469. İbn Ömer anlatmaktadır: Hz. Peygamber'in (Sallallahu aleyhi ve Sellem) yanında Hatim anılınca: "O, bir amaç peşinde olan bir adamdı ve amacına da ulaştı" buyurdu.

 

*Hadisi Bezzar rivayet etmiş olup senedinde ismi geçen Ubeyd b. Vakıd el-Kaysi'yi Ebu Hatim zayıf görmüştür.

 

 

 

470. Selman b. Amir ed-Dabbi anlatmaktadır: Hz. Peygamber'e (Sallallahu aleyhi ve Sellem) gelerek: "Ey Allah'ın Resulü! Muhakkak ki benim babam akrabalık hukukunu gözetir, misafiri ağırlar, sözünde dururdu" dedim. "İslam dönemine yetişmedi mi?" diye sordu.

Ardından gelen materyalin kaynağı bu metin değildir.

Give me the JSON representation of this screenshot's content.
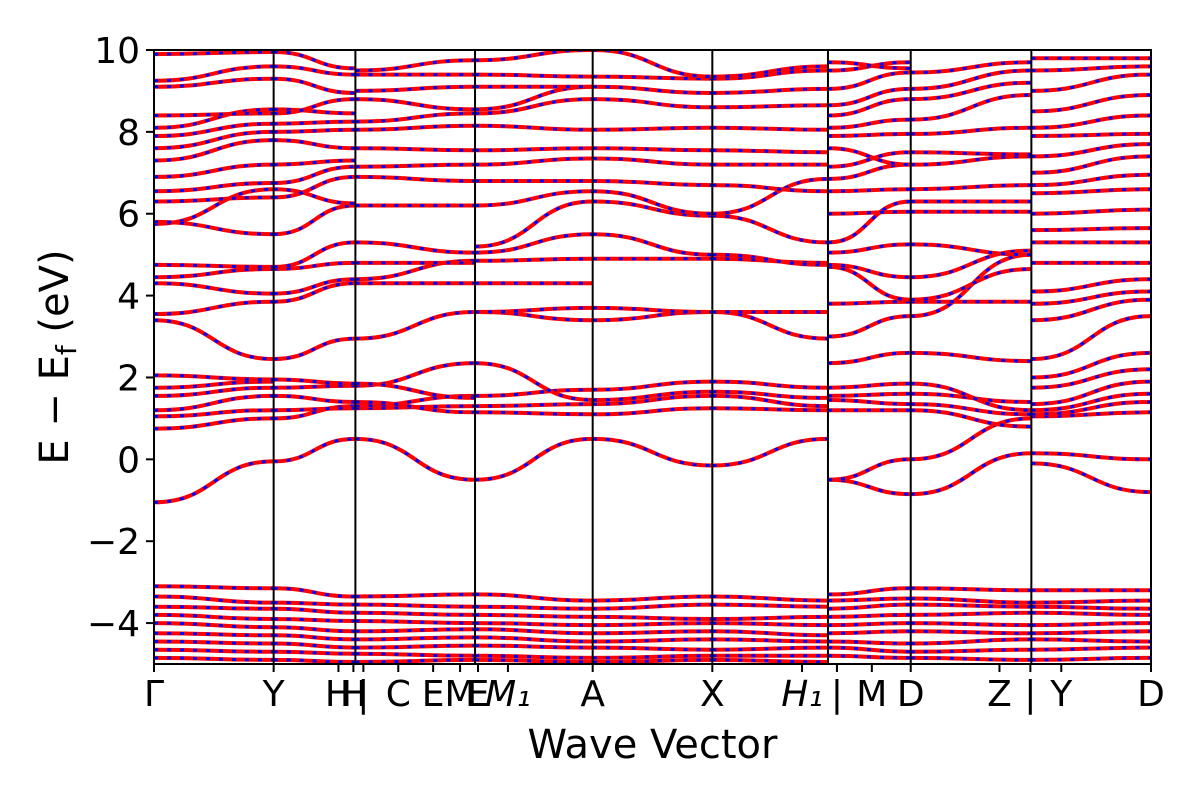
{
  "chart_data": {
    "type": "line",
    "title": "",
    "xlabel": "Wave Vector",
    "ylabel": "E − E",
    "ylabel_sub": "f",
    "ylabel_unit": " (eV)",
    "ylim": [
      -5,
      10
    ],
    "xlim": [
      0,
      1
    ],
    "yticks": [
      {
        "value": 10,
        "label": "10"
      },
      {
        "value": 8,
        "label": "8"
      },
      {
        "value": 6,
        "label": "6"
      },
      {
        "value": 4,
        "label": "4"
      },
      {
        "value": 2,
        "label": "2"
      },
      {
        "value": 0,
        "label": "0"
      },
      {
        "value": -2,
        "label": "−2"
      },
      {
        "value": -4,
        "label": "−4"
      }
    ],
    "kpoint_ticks": [
      {
        "x": 0.0,
        "label": "Γ"
      },
      {
        "x": 0.12,
        "label": "Y"
      },
      {
        "x": 0.185,
        "label": "H"
      },
      {
        "x": 0.2,
        "label": "H"
      },
      {
        "x": 0.21,
        "label": "|"
      },
      {
        "x": 0.245,
        "label": "C"
      },
      {
        "x": 0.28,
        "label": "E"
      },
      {
        "x": 0.307,
        "label": "M"
      },
      {
        "x": 0.325,
        "label": "E"
      },
      {
        "x": 0.355,
        "label": "M₁"
      },
      {
        "x": 0.44,
        "label": "A"
      },
      {
        "x": 0.56,
        "label": "X"
      },
      {
        "x": 0.65,
        "label": "H₁"
      },
      {
        "x": 0.685,
        "label": "|"
      },
      {
        "x": 0.72,
        "label": "M"
      },
      {
        "x": 0.759,
        "label": "D"
      },
      {
        "x": 0.848,
        "label": "Z"
      },
      {
        "x": 0.879,
        "label": "|"
      },
      {
        "x": 0.91,
        "label": "Y"
      },
      {
        "x": 1.0,
        "label": "D"
      }
    ],
    "high_symmetry_lines": [
      0.12,
      0.202,
      0.322,
      0.44,
      0.56,
      0.676,
      0.759,
      0.88
    ],
    "segments": [
      {
        "x0": 0.0,
        "x1": 0.12,
        "bands": [
          [
            -1.05,
            -0.05
          ],
          [
            0.75,
            1.0
          ],
          [
            1.05,
            1.2
          ],
          [
            1.2,
            1.55
          ],
          [
            1.55,
            1.75
          ],
          [
            1.75,
            1.9
          ],
          [
            2.05,
            1.95
          ],
          [
            3.4,
            2.45
          ],
          [
            3.55,
            3.85
          ],
          [
            4.3,
            4.05
          ],
          [
            4.45,
            4.65
          ],
          [
            4.75,
            4.7
          ],
          [
            5.75,
            6.6
          ],
          [
            5.8,
            5.5
          ],
          [
            6.3,
            6.4
          ],
          [
            6.55,
            6.75
          ],
          [
            6.9,
            7.2
          ],
          [
            7.3,
            7.8
          ],
          [
            7.6,
            8.0
          ],
          [
            7.9,
            8.2
          ],
          [
            8.1,
            8.55
          ],
          [
            8.4,
            8.45
          ],
          [
            9.1,
            9.3
          ],
          [
            9.25,
            9.6
          ],
          [
            9.9,
            9.95
          ],
          [
            -3.1,
            -3.15
          ],
          [
            -3.35,
            -3.5
          ],
          [
            -3.6,
            -3.65
          ],
          [
            -3.8,
            -3.9
          ],
          [
            -4.0,
            -4.1
          ],
          [
            -4.25,
            -4.3
          ],
          [
            -4.45,
            -4.5
          ],
          [
            -4.65,
            -4.7
          ],
          [
            -4.85,
            -4.9
          ]
        ]
      },
      {
        "x0": 0.12,
        "x1": 0.202,
        "bands": [
          [
            -0.05,
            0.5
          ],
          [
            1.0,
            1.3
          ],
          [
            1.2,
            1.25
          ],
          [
            1.55,
            1.4
          ],
          [
            1.75,
            1.8
          ],
          [
            1.95,
            1.85
          ],
          [
            2.45,
            2.95
          ],
          [
            3.85,
            4.3
          ],
          [
            4.05,
            4.4
          ],
          [
            4.65,
            4.8
          ],
          [
            4.7,
            5.3
          ],
          [
            5.5,
            6.2
          ],
          [
            6.6,
            6.25
          ],
          [
            6.4,
            6.9
          ],
          [
            6.75,
            7.15
          ],
          [
            7.2,
            7.3
          ],
          [
            7.8,
            7.6
          ],
          [
            8.0,
            8.05
          ],
          [
            8.2,
            8.25
          ],
          [
            8.55,
            8.45
          ],
          [
            8.45,
            8.8
          ],
          [
            9.3,
            8.95
          ],
          [
            9.6,
            9.4
          ],
          [
            9.95,
            9.55
          ],
          [
            -3.15,
            -3.35
          ],
          [
            -3.5,
            -3.55
          ],
          [
            -3.65,
            -3.75
          ],
          [
            -3.9,
            -3.95
          ],
          [
            -4.1,
            -4.2
          ],
          [
            -4.3,
            -4.4
          ],
          [
            -4.5,
            -4.6
          ],
          [
            -4.7,
            -4.75
          ],
          [
            -4.9,
            -4.95
          ]
        ]
      },
      {
        "x0": 0.202,
        "x1": 0.322,
        "bands": [
          [
            0.5,
            -0.5
          ],
          [
            1.25,
            1.3
          ],
          [
            1.3,
            1.55
          ],
          [
            1.4,
            1.15
          ],
          [
            1.8,
            2.35
          ],
          [
            1.85,
            1.5
          ],
          [
            2.95,
            3.6
          ],
          [
            4.3,
            4.3
          ],
          [
            4.4,
            4.85
          ],
          [
            4.8,
            4.8
          ],
          [
            5.3,
            5.05
          ],
          [
            6.2,
            6.2
          ],
          [
            6.9,
            6.8
          ],
          [
            7.15,
            7.2
          ],
          [
            7.6,
            7.55
          ],
          [
            8.05,
            8.15
          ],
          [
            8.25,
            8.45
          ],
          [
            8.8,
            8.55
          ],
          [
            9.0,
            9.1
          ],
          [
            9.4,
            9.4
          ],
          [
            9.5,
            9.75
          ],
          [
            -3.35,
            -3.3
          ],
          [
            -3.55,
            -3.6
          ],
          [
            -3.75,
            -3.8
          ],
          [
            -3.95,
            -4.0
          ],
          [
            -4.2,
            -4.15
          ],
          [
            -4.4,
            -4.35
          ],
          [
            -4.6,
            -4.55
          ],
          [
            -4.75,
            -4.8
          ],
          [
            -4.95,
            -4.9
          ]
        ]
      },
      {
        "x0": 0.322,
        "x1": 0.44,
        "bands": [
          [
            -0.5,
            0.5
          ],
          [
            1.15,
            1.1
          ],
          [
            1.3,
            1.35
          ],
          [
            1.55,
            1.7
          ],
          [
            2.35,
            1.45
          ],
          [
            3.6,
            3.4
          ],
          [
            3.6,
            3.7
          ],
          [
            4.3,
            4.3
          ],
          [
            4.85,
            4.9
          ],
          [
            5.05,
            5.5
          ],
          [
            5.2,
            6.3
          ],
          [
            6.2,
            6.55
          ],
          [
            6.8,
            6.8
          ],
          [
            7.2,
            7.35
          ],
          [
            7.55,
            7.6
          ],
          [
            8.15,
            8.05
          ],
          [
            8.45,
            8.8
          ],
          [
            8.55,
            9.1
          ],
          [
            9.1,
            9.1
          ],
          [
            9.4,
            9.35
          ],
          [
            9.75,
            10.0
          ],
          [
            -3.3,
            -3.45
          ],
          [
            -3.6,
            -3.65
          ],
          [
            -3.8,
            -3.85
          ],
          [
            -4.0,
            -4.05
          ],
          [
            -4.15,
            -4.25
          ],
          [
            -4.35,
            -4.45
          ],
          [
            -4.55,
            -4.6
          ],
          [
            -4.8,
            -4.85
          ],
          [
            -4.9,
            -4.95
          ]
        ]
      },
      {
        "x0": 0.44,
        "x1": 0.56,
        "bands": [
          [
            0.5,
            -0.15
          ],
          [
            1.1,
            1.25
          ],
          [
            1.35,
            1.55
          ],
          [
            1.7,
            1.9
          ],
          [
            1.45,
            1.65
          ],
          [
            3.4,
            3.6
          ],
          [
            3.7,
            3.6
          ],
          [
            4.9,
            4.9
          ],
          [
            5.5,
            5.0
          ],
          [
            6.3,
            5.95
          ],
          [
            6.55,
            6.0
          ],
          [
            6.8,
            6.7
          ],
          [
            7.35,
            7.2
          ],
          [
            7.6,
            7.55
          ],
          [
            8.05,
            8.1
          ],
          [
            8.8,
            8.6
          ],
          [
            9.1,
            8.95
          ],
          [
            9.35,
            9.3
          ],
          [
            10.0,
            9.35
          ],
          [
            -3.45,
            -3.35
          ],
          [
            -3.65,
            -3.55
          ],
          [
            -3.85,
            -3.9
          ],
          [
            -4.05,
            -4.0
          ],
          [
            -4.25,
            -4.2
          ],
          [
            -4.45,
            -4.4
          ],
          [
            -4.6,
            -4.65
          ],
          [
            -4.85,
            -4.8
          ],
          [
            -4.95,
            -4.9
          ]
        ]
      },
      {
        "x0": 0.56,
        "x1": 0.676,
        "bands": [
          [
            -0.15,
            0.5
          ],
          [
            1.25,
            1.2
          ],
          [
            1.55,
            1.3
          ],
          [
            1.9,
            1.75
          ],
          [
            1.65,
            1.5
          ],
          [
            3.6,
            2.95
          ],
          [
            3.6,
            3.6
          ],
          [
            4.9,
            4.8
          ],
          [
            5.0,
            4.75
          ],
          [
            5.95,
            5.3
          ],
          [
            6.0,
            6.85
          ],
          [
            6.7,
            6.55
          ],
          [
            7.2,
            7.2
          ],
          [
            7.55,
            7.5
          ],
          [
            8.1,
            8.05
          ],
          [
            8.6,
            8.65
          ],
          [
            8.95,
            9.05
          ],
          [
            9.3,
            9.5
          ],
          [
            9.35,
            9.6
          ],
          [
            -3.35,
            -3.45
          ],
          [
            -3.55,
            -3.6
          ],
          [
            -3.9,
            -3.85
          ],
          [
            -4.0,
            -4.05
          ],
          [
            -4.2,
            -4.3
          ],
          [
            -4.4,
            -4.45
          ],
          [
            -4.65,
            -4.6
          ],
          [
            -4.8,
            -4.8
          ],
          [
            -4.9,
            -4.95
          ]
        ]
      },
      {
        "x0": 0.676,
        "x1": 0.759,
        "bands": [
          [
            -0.5,
            -0.85
          ],
          [
            -0.5,
            0.0
          ],
          [
            1.2,
            1.2
          ],
          [
            1.45,
            1.35
          ],
          [
            1.55,
            1.6
          ],
          [
            1.75,
            1.85
          ],
          [
            2.35,
            2.6
          ],
          [
            3.0,
            3.5
          ],
          [
            3.8,
            3.85
          ],
          [
            4.7,
            3.9
          ],
          [
            4.75,
            4.45
          ],
          [
            5.05,
            5.25
          ],
          [
            5.3,
            6.3
          ],
          [
            6.0,
            6.05
          ],
          [
            6.55,
            6.6
          ],
          [
            6.85,
            7.2
          ],
          [
            7.15,
            7.5
          ],
          [
            7.6,
            7.2
          ],
          [
            7.9,
            7.95
          ],
          [
            8.1,
            8.3
          ],
          [
            8.4,
            8.8
          ],
          [
            8.65,
            9.05
          ],
          [
            9.05,
            9.45
          ],
          [
            9.5,
            9.7
          ],
          [
            9.7,
            9.55
          ],
          [
            -3.3,
            -3.15
          ],
          [
            -3.45,
            -3.4
          ],
          [
            -3.65,
            -3.55
          ],
          [
            -3.85,
            -3.8
          ],
          [
            -4.05,
            -4.0
          ],
          [
            -4.25,
            -4.2
          ],
          [
            -4.45,
            -4.5
          ],
          [
            -4.6,
            -4.7
          ],
          [
            -4.8,
            -4.85
          ]
        ]
      },
      {
        "x0": 0.759,
        "x1": 0.88,
        "bands": [
          [
            -0.85,
            0.15
          ],
          [
            0.0,
            1.0
          ],
          [
            1.2,
            0.8
          ],
          [
            1.35,
            1.1
          ],
          [
            1.6,
            1.4
          ],
          [
            1.85,
            1.2
          ],
          [
            2.6,
            2.4
          ],
          [
            3.5,
            5.0
          ],
          [
            3.85,
            3.85
          ],
          [
            3.9,
            4.65
          ],
          [
            4.45,
            5.1
          ],
          [
            5.25,
            5.0
          ],
          [
            6.05,
            6.05
          ],
          [
            6.3,
            6.3
          ],
          [
            6.6,
            6.7
          ],
          [
            7.2,
            7.4
          ],
          [
            7.5,
            7.45
          ],
          [
            7.95,
            8.1
          ],
          [
            8.3,
            8.9
          ],
          [
            8.8,
            9.2
          ],
          [
            9.05,
            9.5
          ],
          [
            9.45,
            9.7
          ],
          [
            -3.15,
            -3.2
          ],
          [
            -3.4,
            -3.5
          ],
          [
            -3.55,
            -3.6
          ],
          [
            -3.8,
            -3.75
          ],
          [
            -4.0,
            -4.05
          ],
          [
            -4.2,
            -4.25
          ],
          [
            -4.5,
            -4.4
          ],
          [
            -4.7,
            -4.65
          ],
          [
            -4.85,
            -4.9
          ]
        ]
      },
      {
        "x0": 0.88,
        "x1": 1.0,
        "bands": [
          [
            -0.1,
            -0.8
          ],
          [
            0.15,
            0.0
          ],
          [
            1.05,
            1.15
          ],
          [
            1.1,
            1.4
          ],
          [
            1.2,
            1.6
          ],
          [
            1.35,
            1.9
          ],
          [
            1.75,
            2.2
          ],
          [
            2.0,
            2.6
          ],
          [
            2.45,
            3.5
          ],
          [
            3.4,
            3.9
          ],
          [
            3.8,
            4.1
          ],
          [
            4.1,
            4.4
          ],
          [
            4.8,
            4.8
          ],
          [
            5.3,
            5.3
          ],
          [
            5.6,
            5.65
          ],
          [
            6.0,
            6.1
          ],
          [
            6.5,
            6.6
          ],
          [
            6.7,
            6.95
          ],
          [
            7.0,
            7.4
          ],
          [
            7.4,
            7.7
          ],
          [
            7.9,
            7.95
          ],
          [
            8.1,
            8.4
          ],
          [
            8.5,
            8.9
          ],
          [
            9.0,
            9.4
          ],
          [
            9.5,
            9.6
          ],
          [
            9.8,
            9.8
          ],
          [
            -3.2,
            -3.2
          ],
          [
            -3.5,
            -3.45
          ],
          [
            -3.6,
            -3.65
          ],
          [
            -3.75,
            -3.8
          ],
          [
            -4.05,
            -4.0
          ],
          [
            -4.25,
            -4.2
          ],
          [
            -4.4,
            -4.45
          ],
          [
            -4.65,
            -4.6
          ],
          [
            -4.9,
            -4.85
          ]
        ]
      }
    ],
    "series": [
      {
        "color": "#ff0000",
        "style": "solid"
      },
      {
        "color": "#0000ff",
        "style": "dotted"
      }
    ],
    "grid": false
  }
}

Ben: "Hayır" dedim. Sonra arkamı dönüp gidince: "Bana ihtiyarı getirin" buyurdu. Sonra: "Bu (meziyet), senin neslinde olacaktır. Bu hal Üzere devam edeceksiniz, asla ayrılıp parçalanmayacaksınız" buyurdu.

 

*Hadisi Taberani, el-Mu'cemu'l-keb?r'de rivayet etmiş olup ravileri güvenilir kabul edilmişlerdir.

 

 

 

471. Aflf el-Kind! anlatmaktadır: Bizler, Peygamber'in (Sallallahu aleyhi ve Sellem) yanında bulunurken Yemen'den bir heyet çıka geldi. İmriü'l-Kays b. Hucr el-Kindı'yi andılar. Bunun üzerine Resulullah (Sallallahu aleyhi ve Sellem): "Bu, dÜnyada anılan, ama ahirette ımutulan bir adamdır. DÜnyada şerefli, ahirette ise tanınmayan biridir. Kıyamet gÜnÜ şairlerin sancağı ile birlikte gelir ve onları cehenneme götÜrÜr" buyurdu.

 

*Hadisi Taberani, el-Mu'cemu'l-kebir'de Ferve b. Said b. Atıf kanalıyla babasından, o da dedesinden nakletmiştir ki, bunların biyografilerini yazanı görmedim.